Единственное окно комнаты выходило на бульвар. В течение дня погода менялась несколько раз. Утром шел дождь. Днем небо прояснялось. К вечеру начинался снегопад. Это ежедневное трехчастное представление забавляло нас. Кроме того, из окна открывался вид на амфитеатр. Собственно, амфитеатр был устроен у части Китайгородской стены, обнаруженной в ходе раскопок лет десять назад; все это время не могли решить, что с ней сделать: закопать обратно или снести. Но потом пришел новый мэр и привел с собой свою компанию. Говорят, что один из проектировщиков был греком и приходился потомком в шестьдесят седьмом поколении античному драматургу Эсхилу. Движимый родственным чувством, проектировщик предложил смелое решение проблемы, и вскоре посреди бульвара вырос настоящий амфитеатр.

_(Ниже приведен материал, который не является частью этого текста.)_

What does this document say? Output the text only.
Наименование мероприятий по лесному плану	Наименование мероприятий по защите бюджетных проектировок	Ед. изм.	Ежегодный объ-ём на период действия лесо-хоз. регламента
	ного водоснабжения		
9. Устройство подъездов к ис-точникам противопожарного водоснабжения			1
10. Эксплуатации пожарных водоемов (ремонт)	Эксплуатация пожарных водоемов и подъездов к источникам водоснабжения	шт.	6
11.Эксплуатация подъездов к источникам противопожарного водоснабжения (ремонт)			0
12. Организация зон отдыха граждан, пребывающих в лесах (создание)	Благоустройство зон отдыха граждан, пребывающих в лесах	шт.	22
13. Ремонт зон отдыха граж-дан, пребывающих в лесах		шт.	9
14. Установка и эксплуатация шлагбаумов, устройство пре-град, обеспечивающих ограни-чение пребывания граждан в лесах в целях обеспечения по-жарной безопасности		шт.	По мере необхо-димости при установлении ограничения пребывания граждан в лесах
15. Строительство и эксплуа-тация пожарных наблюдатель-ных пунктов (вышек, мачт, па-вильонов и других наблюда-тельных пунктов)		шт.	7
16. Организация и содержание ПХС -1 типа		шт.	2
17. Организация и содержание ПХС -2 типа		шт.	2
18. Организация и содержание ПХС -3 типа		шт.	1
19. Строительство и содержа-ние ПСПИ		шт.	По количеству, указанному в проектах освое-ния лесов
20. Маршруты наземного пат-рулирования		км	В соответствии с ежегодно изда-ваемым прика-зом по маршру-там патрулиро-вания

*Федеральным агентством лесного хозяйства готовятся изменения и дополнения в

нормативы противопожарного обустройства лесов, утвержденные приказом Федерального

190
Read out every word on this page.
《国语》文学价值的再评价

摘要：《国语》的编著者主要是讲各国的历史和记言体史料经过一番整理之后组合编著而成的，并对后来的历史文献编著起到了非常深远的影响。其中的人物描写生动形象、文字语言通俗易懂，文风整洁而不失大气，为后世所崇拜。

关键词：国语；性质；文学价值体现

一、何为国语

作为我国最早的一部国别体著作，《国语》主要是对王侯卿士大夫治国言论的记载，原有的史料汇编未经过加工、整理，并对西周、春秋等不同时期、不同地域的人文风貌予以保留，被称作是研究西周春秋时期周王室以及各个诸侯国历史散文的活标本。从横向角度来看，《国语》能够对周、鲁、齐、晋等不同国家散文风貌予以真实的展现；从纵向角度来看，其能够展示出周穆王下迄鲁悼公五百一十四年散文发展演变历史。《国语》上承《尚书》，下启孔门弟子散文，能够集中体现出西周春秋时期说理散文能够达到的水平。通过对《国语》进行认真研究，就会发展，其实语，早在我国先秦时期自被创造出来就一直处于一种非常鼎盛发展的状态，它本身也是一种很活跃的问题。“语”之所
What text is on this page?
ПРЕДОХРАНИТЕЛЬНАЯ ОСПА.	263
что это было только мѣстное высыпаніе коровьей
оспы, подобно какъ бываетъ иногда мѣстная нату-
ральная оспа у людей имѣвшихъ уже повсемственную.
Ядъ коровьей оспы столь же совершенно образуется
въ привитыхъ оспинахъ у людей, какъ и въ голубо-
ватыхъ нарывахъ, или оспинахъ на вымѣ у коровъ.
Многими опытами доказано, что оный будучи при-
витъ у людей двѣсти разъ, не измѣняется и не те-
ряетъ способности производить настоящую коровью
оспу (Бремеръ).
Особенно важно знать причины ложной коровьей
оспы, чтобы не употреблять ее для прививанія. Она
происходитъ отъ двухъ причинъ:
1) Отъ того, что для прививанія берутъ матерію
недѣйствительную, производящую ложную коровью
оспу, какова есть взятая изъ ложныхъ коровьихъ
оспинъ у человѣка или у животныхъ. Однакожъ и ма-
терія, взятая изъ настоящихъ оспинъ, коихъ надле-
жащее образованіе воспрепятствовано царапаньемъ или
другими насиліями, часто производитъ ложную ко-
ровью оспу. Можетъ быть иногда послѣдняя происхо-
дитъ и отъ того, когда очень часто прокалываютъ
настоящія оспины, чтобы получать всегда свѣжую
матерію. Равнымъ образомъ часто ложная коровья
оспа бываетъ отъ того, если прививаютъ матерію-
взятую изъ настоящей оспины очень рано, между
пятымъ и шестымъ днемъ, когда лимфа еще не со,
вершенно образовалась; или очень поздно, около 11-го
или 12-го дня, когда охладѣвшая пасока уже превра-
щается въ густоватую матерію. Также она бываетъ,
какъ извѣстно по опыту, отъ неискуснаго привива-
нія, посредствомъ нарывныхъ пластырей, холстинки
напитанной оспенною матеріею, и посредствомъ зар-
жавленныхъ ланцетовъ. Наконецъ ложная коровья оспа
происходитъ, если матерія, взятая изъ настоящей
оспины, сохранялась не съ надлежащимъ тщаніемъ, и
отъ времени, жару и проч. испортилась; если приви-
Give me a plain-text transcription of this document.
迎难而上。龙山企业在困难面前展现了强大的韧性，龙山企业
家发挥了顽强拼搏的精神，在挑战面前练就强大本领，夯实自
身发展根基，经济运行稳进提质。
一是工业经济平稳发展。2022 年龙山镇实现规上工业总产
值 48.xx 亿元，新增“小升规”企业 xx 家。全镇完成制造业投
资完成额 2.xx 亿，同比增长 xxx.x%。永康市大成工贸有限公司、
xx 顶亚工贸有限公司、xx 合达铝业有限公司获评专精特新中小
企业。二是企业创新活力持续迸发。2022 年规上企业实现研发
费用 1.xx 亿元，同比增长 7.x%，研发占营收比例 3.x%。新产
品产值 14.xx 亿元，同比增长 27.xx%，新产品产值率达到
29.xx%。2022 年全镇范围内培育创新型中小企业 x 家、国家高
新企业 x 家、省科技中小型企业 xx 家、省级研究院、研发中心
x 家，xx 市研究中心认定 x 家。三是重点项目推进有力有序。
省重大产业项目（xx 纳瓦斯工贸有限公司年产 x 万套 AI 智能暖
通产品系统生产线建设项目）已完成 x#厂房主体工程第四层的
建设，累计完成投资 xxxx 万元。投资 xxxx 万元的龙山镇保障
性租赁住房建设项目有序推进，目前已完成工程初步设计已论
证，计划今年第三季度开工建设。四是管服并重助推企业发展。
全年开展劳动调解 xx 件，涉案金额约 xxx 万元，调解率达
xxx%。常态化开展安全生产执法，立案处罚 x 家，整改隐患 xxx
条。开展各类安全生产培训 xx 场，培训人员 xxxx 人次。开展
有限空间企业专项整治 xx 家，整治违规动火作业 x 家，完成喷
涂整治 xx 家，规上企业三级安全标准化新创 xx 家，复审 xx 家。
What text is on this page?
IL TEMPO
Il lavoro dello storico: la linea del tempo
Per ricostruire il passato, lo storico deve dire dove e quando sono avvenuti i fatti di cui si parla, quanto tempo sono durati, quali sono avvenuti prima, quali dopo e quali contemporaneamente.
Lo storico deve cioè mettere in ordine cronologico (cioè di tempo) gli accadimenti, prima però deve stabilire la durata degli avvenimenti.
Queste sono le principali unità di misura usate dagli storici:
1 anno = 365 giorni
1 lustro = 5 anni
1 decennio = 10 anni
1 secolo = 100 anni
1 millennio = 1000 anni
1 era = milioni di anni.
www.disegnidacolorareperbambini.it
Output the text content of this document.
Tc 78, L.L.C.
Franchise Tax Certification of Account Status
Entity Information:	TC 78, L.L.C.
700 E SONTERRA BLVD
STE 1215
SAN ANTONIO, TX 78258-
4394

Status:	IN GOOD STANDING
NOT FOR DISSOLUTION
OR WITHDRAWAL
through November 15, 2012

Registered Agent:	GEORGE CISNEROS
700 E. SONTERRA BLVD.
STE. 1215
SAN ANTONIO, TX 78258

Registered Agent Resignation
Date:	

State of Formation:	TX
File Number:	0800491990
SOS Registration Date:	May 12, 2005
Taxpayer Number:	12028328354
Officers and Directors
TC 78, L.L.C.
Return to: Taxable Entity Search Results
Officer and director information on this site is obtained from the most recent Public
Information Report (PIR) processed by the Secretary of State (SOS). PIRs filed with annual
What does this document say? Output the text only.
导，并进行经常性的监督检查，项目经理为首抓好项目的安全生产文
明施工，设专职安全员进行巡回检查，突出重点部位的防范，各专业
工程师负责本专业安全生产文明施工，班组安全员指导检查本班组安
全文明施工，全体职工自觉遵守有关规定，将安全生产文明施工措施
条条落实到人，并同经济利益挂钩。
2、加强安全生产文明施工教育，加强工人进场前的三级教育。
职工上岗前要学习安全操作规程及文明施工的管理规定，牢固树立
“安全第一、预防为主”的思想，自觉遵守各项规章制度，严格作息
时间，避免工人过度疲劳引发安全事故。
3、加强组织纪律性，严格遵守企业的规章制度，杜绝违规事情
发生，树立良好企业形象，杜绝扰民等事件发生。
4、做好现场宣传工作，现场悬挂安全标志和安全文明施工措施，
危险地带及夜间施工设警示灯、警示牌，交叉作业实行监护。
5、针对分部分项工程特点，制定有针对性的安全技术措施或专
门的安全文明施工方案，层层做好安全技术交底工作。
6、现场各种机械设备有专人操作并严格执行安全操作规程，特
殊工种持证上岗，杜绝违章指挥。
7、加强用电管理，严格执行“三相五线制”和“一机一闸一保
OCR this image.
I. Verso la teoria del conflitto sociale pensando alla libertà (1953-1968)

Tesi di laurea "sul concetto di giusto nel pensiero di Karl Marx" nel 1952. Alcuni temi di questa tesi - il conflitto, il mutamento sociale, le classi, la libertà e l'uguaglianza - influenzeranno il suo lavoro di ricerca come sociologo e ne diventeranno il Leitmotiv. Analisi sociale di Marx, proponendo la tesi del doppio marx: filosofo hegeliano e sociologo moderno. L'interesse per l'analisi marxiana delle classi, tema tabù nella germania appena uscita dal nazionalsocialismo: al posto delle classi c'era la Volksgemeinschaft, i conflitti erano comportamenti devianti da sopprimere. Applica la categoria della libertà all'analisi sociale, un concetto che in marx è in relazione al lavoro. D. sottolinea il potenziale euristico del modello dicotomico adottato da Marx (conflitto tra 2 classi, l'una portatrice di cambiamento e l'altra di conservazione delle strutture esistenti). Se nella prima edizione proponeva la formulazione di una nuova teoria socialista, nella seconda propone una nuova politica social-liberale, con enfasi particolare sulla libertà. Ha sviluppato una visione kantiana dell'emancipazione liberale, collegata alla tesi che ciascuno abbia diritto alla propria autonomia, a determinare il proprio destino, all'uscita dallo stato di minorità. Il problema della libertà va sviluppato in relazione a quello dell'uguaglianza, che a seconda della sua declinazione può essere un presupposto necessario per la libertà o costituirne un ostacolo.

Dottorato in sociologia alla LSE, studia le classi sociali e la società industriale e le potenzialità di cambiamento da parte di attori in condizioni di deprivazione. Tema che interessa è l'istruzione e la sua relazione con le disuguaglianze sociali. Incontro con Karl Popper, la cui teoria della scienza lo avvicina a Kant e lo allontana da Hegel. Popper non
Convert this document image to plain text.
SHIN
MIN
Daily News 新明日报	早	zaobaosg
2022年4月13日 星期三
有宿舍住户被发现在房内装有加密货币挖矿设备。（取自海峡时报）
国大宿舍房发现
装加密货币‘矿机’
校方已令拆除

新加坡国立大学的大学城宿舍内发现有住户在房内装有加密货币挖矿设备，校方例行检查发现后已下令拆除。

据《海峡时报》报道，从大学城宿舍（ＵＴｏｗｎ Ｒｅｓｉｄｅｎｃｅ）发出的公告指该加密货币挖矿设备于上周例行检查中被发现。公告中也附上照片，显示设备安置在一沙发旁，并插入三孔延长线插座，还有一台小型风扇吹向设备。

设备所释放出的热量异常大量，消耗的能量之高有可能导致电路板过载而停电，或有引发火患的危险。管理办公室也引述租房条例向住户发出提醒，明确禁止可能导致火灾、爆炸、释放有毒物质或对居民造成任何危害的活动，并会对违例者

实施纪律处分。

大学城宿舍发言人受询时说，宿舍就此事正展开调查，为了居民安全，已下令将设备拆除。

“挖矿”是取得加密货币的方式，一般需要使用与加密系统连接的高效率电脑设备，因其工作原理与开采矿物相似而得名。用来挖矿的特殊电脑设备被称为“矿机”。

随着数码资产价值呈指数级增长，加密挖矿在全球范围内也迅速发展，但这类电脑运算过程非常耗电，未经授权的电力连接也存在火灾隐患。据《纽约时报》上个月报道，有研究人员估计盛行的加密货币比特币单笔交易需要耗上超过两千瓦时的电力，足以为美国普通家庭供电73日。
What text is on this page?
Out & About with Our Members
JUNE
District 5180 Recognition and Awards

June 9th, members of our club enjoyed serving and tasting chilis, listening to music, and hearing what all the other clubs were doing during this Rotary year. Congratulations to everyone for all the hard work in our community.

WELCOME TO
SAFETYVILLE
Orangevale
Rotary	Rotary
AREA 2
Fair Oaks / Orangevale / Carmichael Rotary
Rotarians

В нашей комнате было тепло и уютно. Еду и воду нам подавали через маленькую дверцу. Вечером заходила уборщица и меняла лоток. Отгороженные от внешнего мира, мы наслаждались собственным обществом. Если бы могли, думаю, мы бы замедлили течение нашей болезни, чтобы как можно дольше оставаться наедине друг с другом. Но мази, таблетки и суспензии знали свое дело. К исходу одиннадцатого дня мы были здоровы.